『あなたがしてくれなくても』(1)(2)ハルノ晴著 どうか一縷の望みを

 出会い系サイト、なるものに登録してみた。結婚相手を探す系の、そこそこ真面目なやつを選んだのは、そろそろ結婚を視野に入れた方がいいかもしれないなぁと今更ながら思ったりもしているからだ。歯切れが悪い言い方なのは、本当に結婚したいのか正直よくわからないところもあって、とはいえアラフォーも間近のこの歳で遊び相手を探すつもりは毛頭ないし、真面目なところに越したことはないだろうと思い、そのサイトにしてみた(何を以て真面目なんだという疑問は置いといて)。

 始めたばかりで勝手も何もわからないまま、会ったこともない男の人のプロフィールを覗いたりする中で、ふと思い出す。「ひとりぼっちで感じる孤独より、ふたりでいても感じる孤独のほうが辛い」みたいなことを歌っていたのは浜崎あゆみだったか。そんなことを思い出したのはきっと、本書を手にしたからだろう。

 32歳のみちは、4歳上の夫と結婚して5年になる。夫とは仲が悪いわけではないが、ひとつ欠けているものがあった。それはセックス。夫が触れなくなり2年が経つのだった。ある日、みちは会社の先輩・新名誠とふたりで飲むことになる。酒の勢いを借り、みちは新名にセックスレスの悩みを相談する。すると新名から返ってきたのは「うちもレスなんだよね…」という言葉。

 その日を境にみちと新名はお互いを相談相手としながら、それぞれのパートナーと向き合おうとするが……。

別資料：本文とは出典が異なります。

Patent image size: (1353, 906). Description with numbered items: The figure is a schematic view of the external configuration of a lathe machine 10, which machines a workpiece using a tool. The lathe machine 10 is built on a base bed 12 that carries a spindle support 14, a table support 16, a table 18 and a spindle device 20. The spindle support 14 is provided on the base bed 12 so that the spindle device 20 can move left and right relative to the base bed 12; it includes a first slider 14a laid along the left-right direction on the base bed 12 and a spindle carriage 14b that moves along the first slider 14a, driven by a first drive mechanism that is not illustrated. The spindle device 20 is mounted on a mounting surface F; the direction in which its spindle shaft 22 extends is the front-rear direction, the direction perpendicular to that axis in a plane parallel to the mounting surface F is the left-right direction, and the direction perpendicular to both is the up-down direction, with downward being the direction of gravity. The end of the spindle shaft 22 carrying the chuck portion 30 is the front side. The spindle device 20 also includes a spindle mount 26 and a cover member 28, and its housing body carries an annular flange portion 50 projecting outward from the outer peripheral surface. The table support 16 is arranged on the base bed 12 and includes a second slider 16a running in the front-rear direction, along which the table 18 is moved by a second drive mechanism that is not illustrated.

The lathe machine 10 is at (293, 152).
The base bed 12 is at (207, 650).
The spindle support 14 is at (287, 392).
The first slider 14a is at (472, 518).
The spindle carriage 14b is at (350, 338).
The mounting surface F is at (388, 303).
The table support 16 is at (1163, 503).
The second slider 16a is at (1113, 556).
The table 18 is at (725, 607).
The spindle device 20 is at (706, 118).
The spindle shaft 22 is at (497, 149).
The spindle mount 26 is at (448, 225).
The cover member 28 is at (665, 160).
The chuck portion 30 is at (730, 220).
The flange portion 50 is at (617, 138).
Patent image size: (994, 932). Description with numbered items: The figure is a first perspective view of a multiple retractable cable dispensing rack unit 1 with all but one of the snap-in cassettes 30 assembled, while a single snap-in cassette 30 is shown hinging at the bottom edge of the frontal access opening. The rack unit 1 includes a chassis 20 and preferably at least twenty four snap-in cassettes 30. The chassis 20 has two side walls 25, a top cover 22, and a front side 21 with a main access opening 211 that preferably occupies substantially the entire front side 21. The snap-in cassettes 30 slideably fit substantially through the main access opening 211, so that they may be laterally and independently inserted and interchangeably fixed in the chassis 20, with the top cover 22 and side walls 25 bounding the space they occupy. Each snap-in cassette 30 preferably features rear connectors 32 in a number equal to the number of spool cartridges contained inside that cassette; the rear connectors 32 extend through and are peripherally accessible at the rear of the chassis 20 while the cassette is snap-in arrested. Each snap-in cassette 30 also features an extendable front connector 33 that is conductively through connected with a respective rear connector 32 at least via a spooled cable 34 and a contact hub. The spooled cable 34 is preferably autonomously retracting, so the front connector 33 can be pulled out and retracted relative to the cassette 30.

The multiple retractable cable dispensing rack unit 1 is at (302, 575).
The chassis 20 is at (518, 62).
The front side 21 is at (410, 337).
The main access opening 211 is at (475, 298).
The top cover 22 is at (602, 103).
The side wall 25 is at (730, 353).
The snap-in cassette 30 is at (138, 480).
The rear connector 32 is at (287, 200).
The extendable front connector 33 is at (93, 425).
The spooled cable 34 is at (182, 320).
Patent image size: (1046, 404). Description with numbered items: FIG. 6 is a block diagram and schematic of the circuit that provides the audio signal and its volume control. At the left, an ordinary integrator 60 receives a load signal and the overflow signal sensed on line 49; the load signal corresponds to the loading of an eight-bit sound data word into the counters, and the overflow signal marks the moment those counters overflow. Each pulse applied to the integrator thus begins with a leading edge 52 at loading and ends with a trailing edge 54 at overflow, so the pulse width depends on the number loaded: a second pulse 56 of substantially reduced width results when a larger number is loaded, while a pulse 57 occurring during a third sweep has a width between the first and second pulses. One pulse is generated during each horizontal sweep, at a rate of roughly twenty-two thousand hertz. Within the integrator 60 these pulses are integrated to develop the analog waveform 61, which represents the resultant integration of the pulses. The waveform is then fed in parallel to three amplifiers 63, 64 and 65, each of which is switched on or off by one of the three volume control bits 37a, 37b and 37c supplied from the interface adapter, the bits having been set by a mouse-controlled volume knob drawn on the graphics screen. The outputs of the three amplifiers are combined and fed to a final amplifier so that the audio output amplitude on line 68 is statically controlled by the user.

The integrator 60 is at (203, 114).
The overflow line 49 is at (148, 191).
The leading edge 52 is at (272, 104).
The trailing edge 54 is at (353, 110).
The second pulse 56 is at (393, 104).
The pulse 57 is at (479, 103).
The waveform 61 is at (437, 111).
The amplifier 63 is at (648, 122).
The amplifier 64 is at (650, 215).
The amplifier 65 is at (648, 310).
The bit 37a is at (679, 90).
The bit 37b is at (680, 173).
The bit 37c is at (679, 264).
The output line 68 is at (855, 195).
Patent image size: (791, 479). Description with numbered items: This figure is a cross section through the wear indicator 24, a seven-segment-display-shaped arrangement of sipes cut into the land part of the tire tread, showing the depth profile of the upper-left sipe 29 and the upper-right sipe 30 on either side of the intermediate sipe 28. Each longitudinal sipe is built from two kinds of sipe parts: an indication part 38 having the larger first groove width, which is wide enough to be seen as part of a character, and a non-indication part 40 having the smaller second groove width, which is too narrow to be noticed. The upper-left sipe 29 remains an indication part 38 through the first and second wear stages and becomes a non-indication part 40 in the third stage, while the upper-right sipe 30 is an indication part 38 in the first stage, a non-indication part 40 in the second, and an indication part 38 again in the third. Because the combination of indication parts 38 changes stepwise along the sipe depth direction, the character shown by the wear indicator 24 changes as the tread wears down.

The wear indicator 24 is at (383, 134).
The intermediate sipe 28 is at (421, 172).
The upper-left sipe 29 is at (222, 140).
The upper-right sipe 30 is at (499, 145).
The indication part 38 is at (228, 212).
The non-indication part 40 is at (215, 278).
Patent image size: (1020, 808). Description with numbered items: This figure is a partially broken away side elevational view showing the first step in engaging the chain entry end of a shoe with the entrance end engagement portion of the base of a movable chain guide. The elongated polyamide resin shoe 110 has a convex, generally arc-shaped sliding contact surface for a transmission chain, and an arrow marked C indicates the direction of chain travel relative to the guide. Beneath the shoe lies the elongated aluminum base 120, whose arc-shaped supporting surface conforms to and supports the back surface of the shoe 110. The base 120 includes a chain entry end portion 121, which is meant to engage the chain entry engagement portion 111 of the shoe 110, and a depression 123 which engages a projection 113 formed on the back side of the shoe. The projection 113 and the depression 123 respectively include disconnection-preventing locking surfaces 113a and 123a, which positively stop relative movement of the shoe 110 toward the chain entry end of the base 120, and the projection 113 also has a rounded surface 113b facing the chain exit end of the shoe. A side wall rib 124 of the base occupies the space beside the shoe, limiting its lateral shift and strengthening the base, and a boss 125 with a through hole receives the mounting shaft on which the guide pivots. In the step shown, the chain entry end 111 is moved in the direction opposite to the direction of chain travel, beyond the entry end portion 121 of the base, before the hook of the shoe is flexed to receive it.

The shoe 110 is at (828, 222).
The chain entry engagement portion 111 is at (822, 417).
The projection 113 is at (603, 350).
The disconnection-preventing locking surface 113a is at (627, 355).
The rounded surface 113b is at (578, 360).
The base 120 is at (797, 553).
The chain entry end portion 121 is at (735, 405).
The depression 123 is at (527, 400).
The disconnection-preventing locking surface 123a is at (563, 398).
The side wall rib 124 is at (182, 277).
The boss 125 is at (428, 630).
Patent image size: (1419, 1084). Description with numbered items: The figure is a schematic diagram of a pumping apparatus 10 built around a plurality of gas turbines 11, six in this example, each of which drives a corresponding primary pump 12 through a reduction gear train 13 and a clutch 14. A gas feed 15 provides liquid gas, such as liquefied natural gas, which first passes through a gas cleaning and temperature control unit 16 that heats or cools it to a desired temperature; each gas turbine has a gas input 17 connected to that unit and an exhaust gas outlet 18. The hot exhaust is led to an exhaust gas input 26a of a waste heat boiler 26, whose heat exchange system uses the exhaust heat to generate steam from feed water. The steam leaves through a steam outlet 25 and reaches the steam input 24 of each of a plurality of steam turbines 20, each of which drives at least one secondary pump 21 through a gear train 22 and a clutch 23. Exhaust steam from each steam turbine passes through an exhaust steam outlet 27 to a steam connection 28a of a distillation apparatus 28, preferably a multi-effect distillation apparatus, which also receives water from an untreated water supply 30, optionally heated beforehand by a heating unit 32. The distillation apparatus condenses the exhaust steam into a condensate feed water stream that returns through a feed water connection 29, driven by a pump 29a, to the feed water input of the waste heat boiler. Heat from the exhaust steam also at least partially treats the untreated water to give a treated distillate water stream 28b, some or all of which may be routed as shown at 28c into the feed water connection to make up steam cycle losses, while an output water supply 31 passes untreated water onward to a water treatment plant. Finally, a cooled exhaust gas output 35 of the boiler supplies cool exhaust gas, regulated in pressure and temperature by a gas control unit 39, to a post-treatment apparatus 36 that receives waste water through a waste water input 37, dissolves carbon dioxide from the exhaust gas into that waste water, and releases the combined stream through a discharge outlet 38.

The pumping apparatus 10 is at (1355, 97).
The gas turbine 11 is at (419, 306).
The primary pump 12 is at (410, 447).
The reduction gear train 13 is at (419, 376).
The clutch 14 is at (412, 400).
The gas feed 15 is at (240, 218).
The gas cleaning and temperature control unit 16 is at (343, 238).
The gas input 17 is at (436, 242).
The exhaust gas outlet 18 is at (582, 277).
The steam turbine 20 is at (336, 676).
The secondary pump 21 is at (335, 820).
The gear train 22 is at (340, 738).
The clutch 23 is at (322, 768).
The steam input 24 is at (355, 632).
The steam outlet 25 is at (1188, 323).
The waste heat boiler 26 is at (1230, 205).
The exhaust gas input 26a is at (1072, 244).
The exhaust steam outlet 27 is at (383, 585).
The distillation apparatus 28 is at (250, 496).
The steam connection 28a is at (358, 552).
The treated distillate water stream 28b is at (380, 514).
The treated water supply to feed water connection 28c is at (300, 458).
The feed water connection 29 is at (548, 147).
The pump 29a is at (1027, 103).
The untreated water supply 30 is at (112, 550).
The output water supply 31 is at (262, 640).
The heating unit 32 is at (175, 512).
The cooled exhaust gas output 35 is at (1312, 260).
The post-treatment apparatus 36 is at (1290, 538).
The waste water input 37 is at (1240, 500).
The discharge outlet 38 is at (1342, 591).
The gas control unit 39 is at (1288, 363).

 ヒリヒリと痛くて、目を逸らしたくなる。夫はどうして触れてくれないのか。してくれない淋しさは募る、でも不倫をしたいわけではない。そんな葛藤が晴れない霧のように視界を覆い尽くす。

 わーっ!!なんだこれ!!浜崎あゆみまんまの世界ではないか!!

つらい、なんなんだろうか、夫よ。なに考えてるか全然わからないんだよ夫よ。朝早くにリビングでエロ動画観てた夫よ。「オレはみちを抱き締めることができない」ってどういう意味だ夫よ。そのくせ「オレ、みちと離れるなんて考えてないから」って都合良過ぎやしないか夫よ!!

 ゼーハー……。すみません取り乱しました。「みち!職場の男と一戦交えてしまっても私は許す!」と心の中でエールを送ってしまう自分もいますが、なんか、なんなんですかね結婚て。異なる意思を持った人間が、利害の一致で婚姻関係を結ぶ。そのことの難しさ、どうにもならなさ、苦しさ、やるせなさに気が遠くなる。

 本作、まだまだ続く模様。どう終わろうと結構なのですが、ひとつだけ、どうか、どうか私をはじめ、絶賛婚活中の独身男女が一縷の希望を持てるような終わりを迎えてほしいなと、そしてそんな希望を見いだすまで見届けたいと、思う次第であります。